Summary: Most couples when they walk down the isle think that it’s going to be Happily ever after because that’s what’s portrayed for us on the screen. But it can be a few days, months or even year, you begin to realize that marriage isn’t all happily evert after

“Hold on, There’s Hope!”

1 Cor. 13:1-7

Our Scripture today is Paul’s letter to the church at Corinth which was experiencing a lot of turmoil and infighting as a new body of Christ. Paul’s answer was simply one word: love. This was a prescription of how the body of Christ should be living out their faith together. What’s interesting is that these same words are the ones most chosen for wedding ceremonies. Paul gives us a picture of love, one that not only gives us a new understanding of love but also new ways to practice love. This may be one of the most beautiful Scripture in all of the Bible but even so, I’m not sure we fully understand what it means or how we can love as Paul encourages. Part of the problem is that we have a broken image of love. We get these images from either our parents or past relationships or friendships we’ve been in where we’ve been hurt. Others of us get these images from our culture or even from Hollywood. But when we compare our marriages or relationships to that, we’re in trouble. We begin think, “Where’s my Prince Charming?” or “Where’s the person who completes me?” Most couples when they walk down the isle think that it’s going to be Happily ever after because that’s what’s portrayed for us on the screen. But it can be a few days, a few months or even a few years when you begin to realize that marriage isn’t all happily ever after. Some of us are married and may be beginning to wonder, “Where’s my happily ever after?”

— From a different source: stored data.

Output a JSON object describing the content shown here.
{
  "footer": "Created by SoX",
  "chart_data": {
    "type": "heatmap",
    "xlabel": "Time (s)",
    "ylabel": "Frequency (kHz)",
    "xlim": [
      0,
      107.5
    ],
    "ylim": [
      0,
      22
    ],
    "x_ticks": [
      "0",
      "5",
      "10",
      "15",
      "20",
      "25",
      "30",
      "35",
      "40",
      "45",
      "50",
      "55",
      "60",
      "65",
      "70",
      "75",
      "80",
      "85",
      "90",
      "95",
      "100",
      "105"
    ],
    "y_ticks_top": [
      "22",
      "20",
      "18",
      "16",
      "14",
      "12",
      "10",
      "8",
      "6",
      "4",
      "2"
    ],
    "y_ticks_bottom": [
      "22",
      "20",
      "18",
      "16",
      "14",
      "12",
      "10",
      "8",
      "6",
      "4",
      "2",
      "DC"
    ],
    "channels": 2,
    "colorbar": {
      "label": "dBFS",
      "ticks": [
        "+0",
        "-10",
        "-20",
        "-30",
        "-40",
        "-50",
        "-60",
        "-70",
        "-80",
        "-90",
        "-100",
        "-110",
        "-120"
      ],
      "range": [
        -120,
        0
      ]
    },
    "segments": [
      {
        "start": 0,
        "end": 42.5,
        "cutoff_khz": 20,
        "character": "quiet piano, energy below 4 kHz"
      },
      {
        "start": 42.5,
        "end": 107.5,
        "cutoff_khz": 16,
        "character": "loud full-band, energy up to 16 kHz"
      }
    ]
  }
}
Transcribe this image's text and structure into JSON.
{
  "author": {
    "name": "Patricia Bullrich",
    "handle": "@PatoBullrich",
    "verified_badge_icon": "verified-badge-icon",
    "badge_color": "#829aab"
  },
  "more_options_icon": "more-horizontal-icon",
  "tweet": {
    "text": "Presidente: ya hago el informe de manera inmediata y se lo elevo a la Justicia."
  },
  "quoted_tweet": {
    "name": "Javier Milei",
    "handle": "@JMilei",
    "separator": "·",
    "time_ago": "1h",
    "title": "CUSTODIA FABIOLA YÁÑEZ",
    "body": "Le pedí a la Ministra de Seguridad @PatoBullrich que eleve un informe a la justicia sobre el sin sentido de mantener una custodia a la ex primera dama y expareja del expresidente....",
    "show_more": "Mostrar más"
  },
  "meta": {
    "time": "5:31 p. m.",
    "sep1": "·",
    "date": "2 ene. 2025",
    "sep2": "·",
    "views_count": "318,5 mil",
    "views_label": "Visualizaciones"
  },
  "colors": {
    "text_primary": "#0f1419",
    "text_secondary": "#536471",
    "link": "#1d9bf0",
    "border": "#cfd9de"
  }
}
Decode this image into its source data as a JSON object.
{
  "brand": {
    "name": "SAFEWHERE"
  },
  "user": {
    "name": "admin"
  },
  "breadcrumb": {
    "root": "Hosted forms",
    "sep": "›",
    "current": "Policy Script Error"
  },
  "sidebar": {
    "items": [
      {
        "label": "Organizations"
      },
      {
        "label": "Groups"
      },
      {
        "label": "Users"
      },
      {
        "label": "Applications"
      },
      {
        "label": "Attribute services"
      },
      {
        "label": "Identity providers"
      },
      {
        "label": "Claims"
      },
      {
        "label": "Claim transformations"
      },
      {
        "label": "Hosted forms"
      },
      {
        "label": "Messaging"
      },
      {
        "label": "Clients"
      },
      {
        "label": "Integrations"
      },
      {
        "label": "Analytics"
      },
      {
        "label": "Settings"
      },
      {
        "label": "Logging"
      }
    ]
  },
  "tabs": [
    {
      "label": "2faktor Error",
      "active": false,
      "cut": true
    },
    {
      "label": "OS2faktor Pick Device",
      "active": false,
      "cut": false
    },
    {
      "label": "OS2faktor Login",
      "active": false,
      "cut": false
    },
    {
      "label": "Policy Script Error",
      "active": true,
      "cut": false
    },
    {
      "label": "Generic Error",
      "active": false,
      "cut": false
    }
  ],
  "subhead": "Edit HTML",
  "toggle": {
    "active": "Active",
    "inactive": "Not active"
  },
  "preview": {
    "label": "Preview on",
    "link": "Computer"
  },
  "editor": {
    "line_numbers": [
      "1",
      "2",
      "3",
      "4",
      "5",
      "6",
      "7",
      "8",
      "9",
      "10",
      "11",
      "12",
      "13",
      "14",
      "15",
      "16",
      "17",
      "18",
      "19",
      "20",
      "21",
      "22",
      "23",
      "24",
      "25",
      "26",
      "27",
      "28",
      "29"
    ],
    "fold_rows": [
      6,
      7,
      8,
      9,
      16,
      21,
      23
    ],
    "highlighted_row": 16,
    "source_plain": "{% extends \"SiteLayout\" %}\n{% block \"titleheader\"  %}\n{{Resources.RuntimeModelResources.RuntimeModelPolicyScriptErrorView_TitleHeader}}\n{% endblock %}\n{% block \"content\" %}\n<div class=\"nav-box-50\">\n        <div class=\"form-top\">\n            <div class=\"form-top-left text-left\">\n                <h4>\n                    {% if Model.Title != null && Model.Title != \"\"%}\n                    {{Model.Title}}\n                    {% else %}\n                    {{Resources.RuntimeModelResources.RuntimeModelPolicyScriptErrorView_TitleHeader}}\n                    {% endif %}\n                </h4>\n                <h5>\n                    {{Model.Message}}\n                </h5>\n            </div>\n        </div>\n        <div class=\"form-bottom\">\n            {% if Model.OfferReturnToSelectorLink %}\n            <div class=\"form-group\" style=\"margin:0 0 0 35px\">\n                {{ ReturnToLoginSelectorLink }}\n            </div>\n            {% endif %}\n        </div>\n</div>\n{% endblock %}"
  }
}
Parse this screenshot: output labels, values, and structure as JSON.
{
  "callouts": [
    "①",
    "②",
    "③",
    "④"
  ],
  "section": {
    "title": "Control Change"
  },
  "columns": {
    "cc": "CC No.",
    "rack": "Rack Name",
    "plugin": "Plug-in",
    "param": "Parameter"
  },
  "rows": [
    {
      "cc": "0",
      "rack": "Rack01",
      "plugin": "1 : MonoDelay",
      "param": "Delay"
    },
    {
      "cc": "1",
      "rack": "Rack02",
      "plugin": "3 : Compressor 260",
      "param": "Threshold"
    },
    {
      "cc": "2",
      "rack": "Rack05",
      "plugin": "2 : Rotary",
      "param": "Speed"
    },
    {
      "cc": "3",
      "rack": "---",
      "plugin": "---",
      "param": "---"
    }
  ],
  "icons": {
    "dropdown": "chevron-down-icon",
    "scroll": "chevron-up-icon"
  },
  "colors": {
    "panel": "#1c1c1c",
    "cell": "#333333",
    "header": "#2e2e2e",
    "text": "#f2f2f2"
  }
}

The problem is that most of us go back to the beginning of a relationship when it’s filled with excitement, tingling feelings and romance. For some of us, that lasted a few months and for others a few years but we want to try to recreate that passionate romantic love which filled our days and nights and made us feel like we were walking on air. We want to feel that love all over again but love is not a feeling. A lot of time we hear people say, “I just fell in love” like they’re walking down a sidewalk and there’s a sinkhole of love they just fall into. Love is not something that happens to you. It’s something you choose to do. Love is not a noun. It’s a verb. Love is a choice. It’s something we do over time, day after day. We have to commit ourselves to love daily. We have to be intentional about loving. Love is more than just about our relationships. It’s about us, how we relate to God and even ourselves. Love is not easy. It’s not easy to love God. It’s not easy to love our spouse. And it’s not easy to love others.

But what is love? When Paul speaks of love, he’s intentionally uses the word agape which is self-giving, sacrificial love. Perhaps the best image of agape is Jesus’ sacrificial suffering and death on the cross for our benefit. It is that love from Jesus Christ that we are called to share with others. Agape is placing the needs of others ahead of your own. It is loving others as Christ loved us.” With this understanding of love, Paul says, “Love is patient.” When Paul speaks of being patient, he’s not talking about waiting for your spouse to pick up their socks when they promised to or put their laundry away that’s been sitting there for days. It’s not that kind of patience. It’s actually much worse than that. The kind of patience Paul is talking about is long suffering. Whenever Paul is talking about suffering, he referencing the suffering the early church was experiencing as a direct result of their faithfulness to Jesus. What Paul needed them to know is that their suffering was an expression of their love for Christ. Paul writes in Romans 5:3-4, “we also glory in our sufferings, because we know that suffering produces perseverance; perseverance, character; and character, hope.” How can suffering produce hope? We never know what life’s going to throw at us but what we do know is that we get to choose how we respond, that is, whether we love or not. Love is patient and it’s in the suffering and the difficulties where you’re not driven away from each other but instead are driven to each other, that hope springs forth. Because together centered on Christ you can overcome all things.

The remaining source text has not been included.